Prediction of aqueous solubility of organic compounds by the general solubility equation (GSE)

J Chem Inf Comput Sci. 2001 Sep-Oct;41(5):1208-17. doi: 10.1021/ci010287z.


The revised general solubility equation (GSE) is used along with four different methods including Huuskonen's artificial neural network (ANN) and three multiple linear regression (MLR) methods to estimate the aqueous solubility of a test set of the 21 pharmaceutically and environmentally interesting compounds. For the selected test sets, it is clear that the GSE and ANN predictions are more accurate than MLR methods. The GSE has the advantages of being simple and thermodynamically sound. The only two inputs used in the GSE are the Celsius melting point (MP) and the octanol water partition coefficient (K(ow)). No fitted parameters and no training data are used in the GSE, whereas other methods utilize a large number of parameters and require a training set. The GSE is also applied to a test set of 413 organic nonelectrolytes that were studied by Huuskonen.

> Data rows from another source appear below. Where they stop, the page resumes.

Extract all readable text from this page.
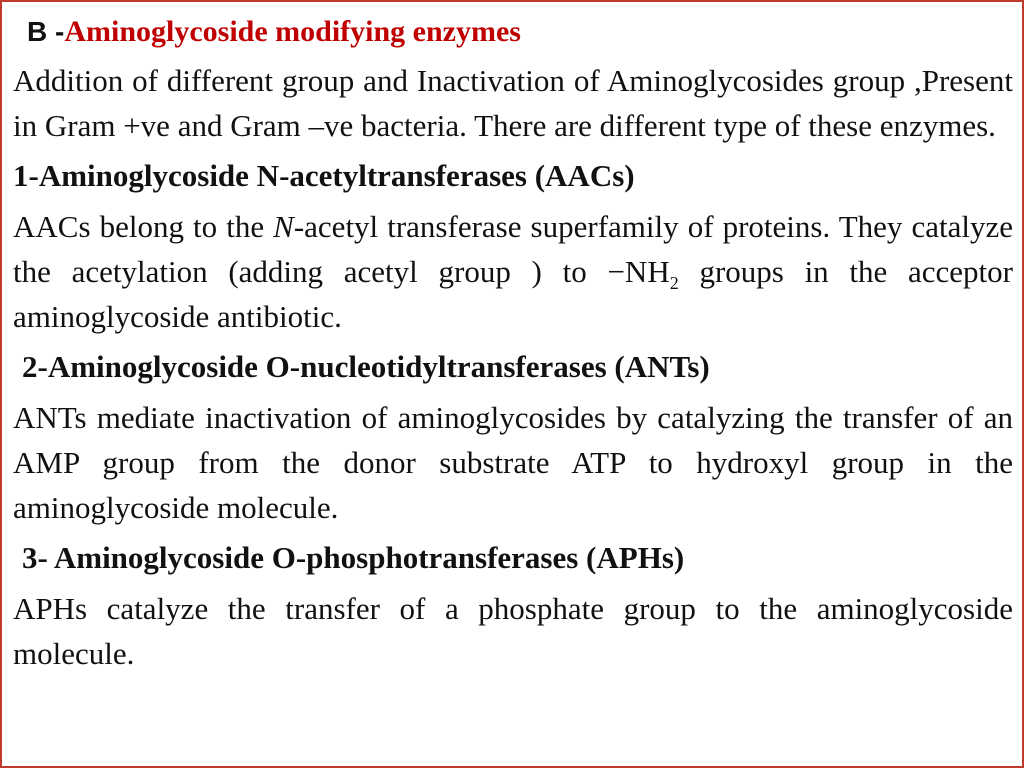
B -Aminoglycoside modifying enzymes

Addition of different group and Inactivation of Aminoglycosides group ,Present in Gram +ve and Gram –ve bacteria. There are different type of these enzymes.

1-Aminoglycoside N-acetyltransferases (AACs)

AACs belong to the N-acetyl transferase superfamily of proteins. They catalyze the acetylation (adding acetyl group ) to $-NH_2$ groups in the acceptor aminoglycoside antibiotic.

2-Aminoglycoside O-nucleotidyltransferases (ANTs)

ANTs mediate inactivation of aminoglycosides by catalyzing the transfer of an AMP group from the donor substrate ATP to hydroxyl group in the aminoglycoside molecule.

3- Aminoglycoside O-phosphotransferases (APHs)

APHs catalyze the transfer of a phosphate group to the aminoglycoside molecule.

Although the GSE uses only two parameters and no training set, its average absolute errors is only 0.1 log units larger than that of the ANN, which requires many parameters and a large training set. The average absolute error AAE is 0.54 log units using the GSE and 0.43 log units using Huuskonen's ANN modeling. This study provides evidence for the GSE being a convenient and reliable method to predict aqueous solubilities of organic compounds.